2. Drinks on the front porch with Sam. Sometimes after the kids go to sleep we'll fast forward to our retirement years and set ourselves up at the little bistro table on our front porch. My chilled wine and Sam's cold beer sweat onto the glass-top table as we laugh and talk and share our Instagram feeds with each other, waving at passing neighbors and poking our heads inside every once in awhile to see if anyone is awake or crying. Suddenly it will be 10 p.m. and those nights together are good ones.

3. Sammy's thighs. And arms. And chins. Summer babies equal naked babies, and that boy has rolls on his rolls. All these months of breastfeeding, of sitting up in the dark of night while everyone else slept and he dream nursed in my arms, of attaching baby to mommy every 2 hours for 6 months: the pay off is in the roll on the back of his neck and the chub of his elbow crook. My bony 4lb 7oz newborn is now a healthy happy 6 month old who smiles so hard his eyes disappear. And if you think he ever wears clothes at home, you are as mistaken as the person who thinks it's rude to chew on babies.

4. My girlfriends and their kids. This cannot be understated. To have two of my sisters and so many dear friends a phone call away from coffee visits or picnics in the park or an afternoon of trading kids so we can run errands alone (pure heaven) is a blessing that I will never take for granted. As we all sort of fight our way through this battle of woman/mother/person hood, we need each other more than ever. It's important therapy to gather around a kiddie pool and ignore our kids together; it's life saving work. I love them so.

5. I'm not in summer school. For the last three summers, I've been enrolled in intense summer courses, pushing hard to finish as soon as possible. Not having hours of homework every night is a new kind of wonderful. Having my degree on the desk in our guestroom is a new weird reality; I just can't believe that I'm done. I think because Sam was born two weeks after I graduated, I haven't had time to appreciate the accomplishment. But this summer my heart has a lightness to it that I didn't even know I'd been missing, and even though sometimes I miss school (I'll definitely go back for a masters someday) I can't believe I get to spend every day with my kids instead of stodgy literature professors. Can't think of a worse summer pal than a guy who asks you to dissect and respond to a thirty page Thoreau essay about walking.

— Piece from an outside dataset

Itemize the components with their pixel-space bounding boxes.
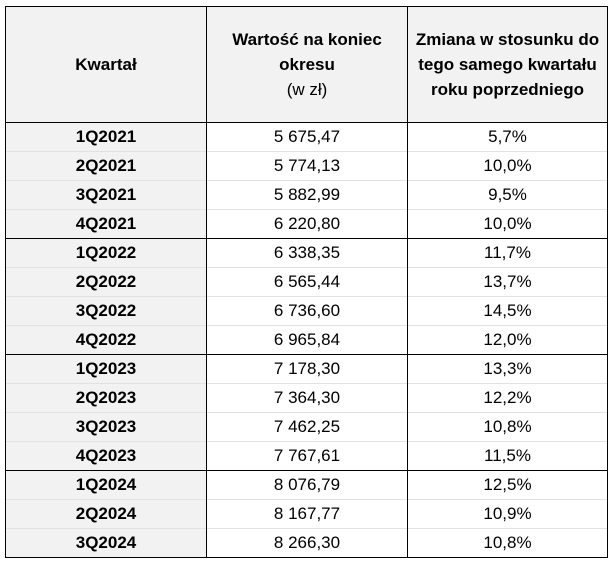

6. Summer bounty. That picture on the top of this post is of my kitchen table. Not styled, not just for the picture; just of my summer table. Fruit, flowers, and more fruit. You can basically live like a fairy in the summer and not think twice about it. Yes, please.

Dear Summer,
I'm trying. Thanks for the sunshine and thanks for the cheaper fruit. (And Lord, thank you for knowing that some of us needed all four seasons.)

And thank you most of all for my son's fat arms.